The empirical results observed in a multi-factorial experiment related to customer churn in the financial services industry provide original insights into the interplay of alternative modeling options and suggest marketing analysts a principled routine of how to integrate time-varying RFM variables into CCP and, more generally, customer behavior forecasting models. In practice, the developed tool could inform business decision-makers about customers’ risk of churning. Our experiments present several modeling options that allow financial services providers to create better churn prediction models using sequential data. First, the hybrid approaches serve as a fairly easy way to extend existing customer churn prediction models with sequential data. As our results demonstrate, such an approach could already significantly improve churn prediction models that do not integrate time-varying data. Next, we present a pure DNN-based approach that integrates various types of data. Such an approach could be extended with other data sources that were not included in this experiment.

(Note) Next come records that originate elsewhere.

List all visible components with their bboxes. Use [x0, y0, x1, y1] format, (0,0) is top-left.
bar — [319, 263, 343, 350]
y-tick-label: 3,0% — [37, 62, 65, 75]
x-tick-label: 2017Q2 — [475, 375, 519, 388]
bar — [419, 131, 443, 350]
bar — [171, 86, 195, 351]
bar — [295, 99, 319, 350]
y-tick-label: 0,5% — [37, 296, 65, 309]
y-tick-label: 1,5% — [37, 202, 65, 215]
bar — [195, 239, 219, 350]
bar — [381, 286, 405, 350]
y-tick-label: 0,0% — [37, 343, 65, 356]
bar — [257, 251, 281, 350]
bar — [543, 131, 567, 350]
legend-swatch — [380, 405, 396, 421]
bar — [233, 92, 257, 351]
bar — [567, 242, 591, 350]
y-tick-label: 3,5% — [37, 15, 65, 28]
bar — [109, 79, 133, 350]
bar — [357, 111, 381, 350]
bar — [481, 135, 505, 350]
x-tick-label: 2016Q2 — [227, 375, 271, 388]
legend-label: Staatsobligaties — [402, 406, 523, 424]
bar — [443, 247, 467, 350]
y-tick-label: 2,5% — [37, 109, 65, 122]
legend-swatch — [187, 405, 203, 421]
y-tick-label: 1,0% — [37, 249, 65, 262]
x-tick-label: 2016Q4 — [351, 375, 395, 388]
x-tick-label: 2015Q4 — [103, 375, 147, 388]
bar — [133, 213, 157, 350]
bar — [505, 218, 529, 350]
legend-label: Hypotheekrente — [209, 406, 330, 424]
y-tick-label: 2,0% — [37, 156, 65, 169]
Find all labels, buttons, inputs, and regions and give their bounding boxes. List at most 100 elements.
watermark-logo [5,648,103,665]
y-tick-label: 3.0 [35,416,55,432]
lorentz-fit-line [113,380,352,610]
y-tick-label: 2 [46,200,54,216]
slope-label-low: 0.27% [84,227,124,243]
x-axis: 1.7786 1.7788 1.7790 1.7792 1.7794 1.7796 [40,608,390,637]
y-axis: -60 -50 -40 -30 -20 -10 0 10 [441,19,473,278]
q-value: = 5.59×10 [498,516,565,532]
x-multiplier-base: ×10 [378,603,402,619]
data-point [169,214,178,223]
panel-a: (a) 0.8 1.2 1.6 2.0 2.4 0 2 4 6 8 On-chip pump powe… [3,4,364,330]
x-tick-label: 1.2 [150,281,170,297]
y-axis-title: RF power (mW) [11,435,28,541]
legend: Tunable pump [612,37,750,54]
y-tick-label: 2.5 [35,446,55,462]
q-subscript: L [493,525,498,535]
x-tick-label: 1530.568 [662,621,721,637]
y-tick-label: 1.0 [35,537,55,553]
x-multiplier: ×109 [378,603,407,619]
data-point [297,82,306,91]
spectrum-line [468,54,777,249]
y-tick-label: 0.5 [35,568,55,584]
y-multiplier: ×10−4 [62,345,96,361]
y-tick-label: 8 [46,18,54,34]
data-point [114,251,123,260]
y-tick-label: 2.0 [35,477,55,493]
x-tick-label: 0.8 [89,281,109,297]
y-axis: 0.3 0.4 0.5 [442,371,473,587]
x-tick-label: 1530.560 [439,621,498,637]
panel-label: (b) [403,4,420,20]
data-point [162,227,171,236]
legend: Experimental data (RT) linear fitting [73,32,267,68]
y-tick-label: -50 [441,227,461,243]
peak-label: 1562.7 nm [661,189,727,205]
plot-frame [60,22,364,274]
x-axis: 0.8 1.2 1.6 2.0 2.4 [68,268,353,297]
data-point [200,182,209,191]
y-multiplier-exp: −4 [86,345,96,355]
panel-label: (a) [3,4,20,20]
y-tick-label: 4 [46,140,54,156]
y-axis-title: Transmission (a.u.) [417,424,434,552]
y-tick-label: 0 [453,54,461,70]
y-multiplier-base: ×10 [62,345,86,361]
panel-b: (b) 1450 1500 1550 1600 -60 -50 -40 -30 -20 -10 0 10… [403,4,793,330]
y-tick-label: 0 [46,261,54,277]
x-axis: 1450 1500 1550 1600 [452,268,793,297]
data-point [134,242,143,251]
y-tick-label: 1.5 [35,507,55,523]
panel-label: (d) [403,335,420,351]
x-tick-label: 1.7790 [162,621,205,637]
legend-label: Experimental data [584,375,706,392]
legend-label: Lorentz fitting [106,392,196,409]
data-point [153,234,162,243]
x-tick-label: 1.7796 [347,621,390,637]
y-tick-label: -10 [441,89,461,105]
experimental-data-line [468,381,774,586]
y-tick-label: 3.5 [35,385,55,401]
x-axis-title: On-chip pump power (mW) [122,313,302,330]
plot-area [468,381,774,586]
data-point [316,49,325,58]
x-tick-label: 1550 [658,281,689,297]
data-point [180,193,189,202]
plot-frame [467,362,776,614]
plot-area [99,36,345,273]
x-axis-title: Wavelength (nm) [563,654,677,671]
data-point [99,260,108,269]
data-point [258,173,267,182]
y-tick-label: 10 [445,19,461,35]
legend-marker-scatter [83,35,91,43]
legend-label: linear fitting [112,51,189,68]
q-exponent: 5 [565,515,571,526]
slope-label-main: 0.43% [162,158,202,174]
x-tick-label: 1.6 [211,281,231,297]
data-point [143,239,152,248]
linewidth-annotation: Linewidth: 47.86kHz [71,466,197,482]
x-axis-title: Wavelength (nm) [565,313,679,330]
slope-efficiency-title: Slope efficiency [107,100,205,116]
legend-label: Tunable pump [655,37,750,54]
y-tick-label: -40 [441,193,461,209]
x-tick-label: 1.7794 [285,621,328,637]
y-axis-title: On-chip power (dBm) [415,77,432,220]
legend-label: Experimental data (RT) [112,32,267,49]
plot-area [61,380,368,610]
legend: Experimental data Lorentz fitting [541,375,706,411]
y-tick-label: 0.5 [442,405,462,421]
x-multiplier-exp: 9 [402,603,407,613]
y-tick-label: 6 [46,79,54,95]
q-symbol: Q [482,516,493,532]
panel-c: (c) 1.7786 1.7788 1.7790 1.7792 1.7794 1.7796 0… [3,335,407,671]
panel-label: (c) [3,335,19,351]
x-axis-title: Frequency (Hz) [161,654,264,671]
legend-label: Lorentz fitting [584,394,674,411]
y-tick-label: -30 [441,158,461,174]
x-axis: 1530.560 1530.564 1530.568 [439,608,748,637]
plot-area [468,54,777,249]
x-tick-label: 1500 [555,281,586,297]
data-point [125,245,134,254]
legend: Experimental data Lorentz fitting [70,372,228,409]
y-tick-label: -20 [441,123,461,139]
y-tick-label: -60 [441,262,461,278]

Our study exhibits limitations, which pave the way for future research. Most importantly, we employ a data set from the financial service industry. Feature-rich, real-world data comprising time-varying and static customer characteristics for customer behavior and specifically churn prediction is not easily available in the public domain. Access to the proprietary data set has been, therefore, a key asset facilitating this research. However, we cannot claim external validity of the observed results beyond the employed data and welcome future work to revisit the observed results, DNN architectures, and CCP models using different data sets. Another limitation concerns the focus on correlational models to predict churn as opposed to causal models predicting retention uplift. When the primary goal of CCP is to target retention campaigns, decision-makers should use uplift models. However, in appraising the limitation of not using uplift modeling, it is important to note that campaign targeting is not the only objective of CCP and that many uplift modeling strategies such as the S-, T-, or X-learner employ conventional (i.e., correlational) ML models as a building block. In this regard, our results are immediately relevant to uplift modeling and inform campaign targeting decisions whenever an uplift model processes time-varying features. Next, we acknowledge that another important goal of CCP beyond campaign targeting is to understand the drivers of customer churn. DNN models are black-boxes and require additional (xAI) tools to reveal the behavioral patterns derived from transactional customer data. While model-agnostic and DNN-specific xAI tools exist, we see the largest need for future work in this direction, namely building and testing xAI tools that support both, time-varying and time-invariant features. Mixed data is common in CCP and many other applications in marketing and beyond. Having clarified how to leverage corresponding data for CCP in this study, the next necessary step is to develop tools for interpreting the DNN-based prediction approaches we find to excel. Finally, our study provides insights into the impact of time-varying features on churn, but there could also be external influences on the features. An important example is covariate shift, for which more research is needed in the customer churn prediction domain.